Всё шутки шутишь, говнюк. О, если ты и вагон последний выбрал, то до Капитолия точно не доедешь.
Решительная складка между ее бровей разглаживается, знакомая печальная улыбка распускается на губах. Она всегда смотрела на него, словно с самого начала знала – доверять нельзя. Помощник президента явно что-то задумал и сейчас Тринкет добровольно шла в его расставленные сети. Вопрос только один – в чём подвох?
– У нас ещё есть время, – улыбнулся Хэвенсби. – Я очень надеюсь на тебя, Эффи, но если хочешь – можешь остаться.
Он даёт выбор, и от этого становится только тяжелее, потому условия слишком неприемлемы для неё. Потому она знает, что можно иначе, но решает тут только Плутарх, ведущий новую выгодную игру. Правила которой позволяли Тринкет выбрать между Капитолийскими мечтами и Эбернети, которому запрещен въезд в столицу.
Эффи отходит в сторону, так чтобы был виден лес, и делает глубокий вдох опьяняющего своей чистотой воздуха с запахом вековых сосен и хвои.
Тринкет полностью восстановилась, и вот уже несколько дней она наслаждалась запахами из Дальнего леса.
Верхушки деревьев лениво раскачивались из стороны в сторону, а тишина позволяла ей увидеть, как через острые густые иголочки просачивалось время, унося её в воспоминания.
После случившегося в поезде, младший Реддл, не в силах смириться со смертью последнего родного человека, попросил о казни, и Плутарх с удовольствием исполнил его просьбу.

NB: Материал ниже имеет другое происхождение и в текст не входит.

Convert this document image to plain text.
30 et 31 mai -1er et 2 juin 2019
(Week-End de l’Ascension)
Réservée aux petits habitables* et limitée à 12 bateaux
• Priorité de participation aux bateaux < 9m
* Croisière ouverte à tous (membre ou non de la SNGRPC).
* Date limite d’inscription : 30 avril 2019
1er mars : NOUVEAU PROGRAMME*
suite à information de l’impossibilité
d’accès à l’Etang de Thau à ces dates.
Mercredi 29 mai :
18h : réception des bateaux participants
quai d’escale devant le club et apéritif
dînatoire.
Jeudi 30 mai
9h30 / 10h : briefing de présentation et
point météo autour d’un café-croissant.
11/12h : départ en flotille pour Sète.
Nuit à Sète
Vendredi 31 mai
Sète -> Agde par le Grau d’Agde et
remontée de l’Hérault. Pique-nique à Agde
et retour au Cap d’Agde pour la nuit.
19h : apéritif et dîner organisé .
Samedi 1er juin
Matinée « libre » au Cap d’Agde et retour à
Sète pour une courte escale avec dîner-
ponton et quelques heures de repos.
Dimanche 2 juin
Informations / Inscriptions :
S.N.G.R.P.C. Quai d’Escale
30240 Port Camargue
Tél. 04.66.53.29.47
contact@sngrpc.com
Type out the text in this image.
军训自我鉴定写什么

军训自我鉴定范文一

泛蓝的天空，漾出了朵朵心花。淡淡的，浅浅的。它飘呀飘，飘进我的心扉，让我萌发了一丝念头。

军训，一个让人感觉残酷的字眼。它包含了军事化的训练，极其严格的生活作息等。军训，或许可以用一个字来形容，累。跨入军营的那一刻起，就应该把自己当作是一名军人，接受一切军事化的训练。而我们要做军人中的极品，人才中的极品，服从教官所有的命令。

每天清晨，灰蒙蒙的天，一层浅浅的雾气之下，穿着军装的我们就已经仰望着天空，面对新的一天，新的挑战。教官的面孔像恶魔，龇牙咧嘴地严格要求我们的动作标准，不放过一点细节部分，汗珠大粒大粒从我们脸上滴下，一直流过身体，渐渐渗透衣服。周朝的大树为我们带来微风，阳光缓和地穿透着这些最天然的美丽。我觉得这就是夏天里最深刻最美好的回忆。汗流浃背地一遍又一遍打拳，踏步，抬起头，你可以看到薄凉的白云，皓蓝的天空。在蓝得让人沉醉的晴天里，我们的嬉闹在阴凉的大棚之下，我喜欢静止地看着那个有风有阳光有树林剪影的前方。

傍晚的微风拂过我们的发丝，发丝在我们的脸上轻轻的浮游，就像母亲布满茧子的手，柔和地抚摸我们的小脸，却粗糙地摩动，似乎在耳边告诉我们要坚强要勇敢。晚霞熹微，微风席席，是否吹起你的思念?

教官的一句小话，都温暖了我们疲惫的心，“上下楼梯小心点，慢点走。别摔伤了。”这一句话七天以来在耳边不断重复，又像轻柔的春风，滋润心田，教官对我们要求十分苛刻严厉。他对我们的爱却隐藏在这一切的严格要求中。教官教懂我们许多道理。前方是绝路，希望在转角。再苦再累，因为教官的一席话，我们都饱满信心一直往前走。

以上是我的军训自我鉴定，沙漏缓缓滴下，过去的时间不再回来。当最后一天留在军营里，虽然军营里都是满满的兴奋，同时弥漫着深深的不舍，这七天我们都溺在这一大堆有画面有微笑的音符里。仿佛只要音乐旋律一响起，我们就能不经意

Остальных мародеров пришлось просто оставить в тюрьме. Судьба Эбернети складывалась сложнее.
Логан, как и обещал Плутарху, разработал антидот, в надежде, что после переворота кто-нибудь догадается применить его. И заодно, отхватить себе лавры “спасителя нации” – о чём и мечтал Каин. Благо Плутарх узнал об этом раньше, чем хотелось бы Реддлам.
Когда Эбернети был доставлен в Седьмой, ему ввели противоядие, и им оставалось лишь ждать. Три чёртовых дня.
Когда даже Хэвенсби не был уверен в том, что его сознание останется в порядке. Когда Хеймитч лежал в лазарете без сознания, едва дыша. С открытыми глазами, вглядываясь в пространство перед собой и никак не реагируя ни на что. Ни на голос, ни на прикосновения.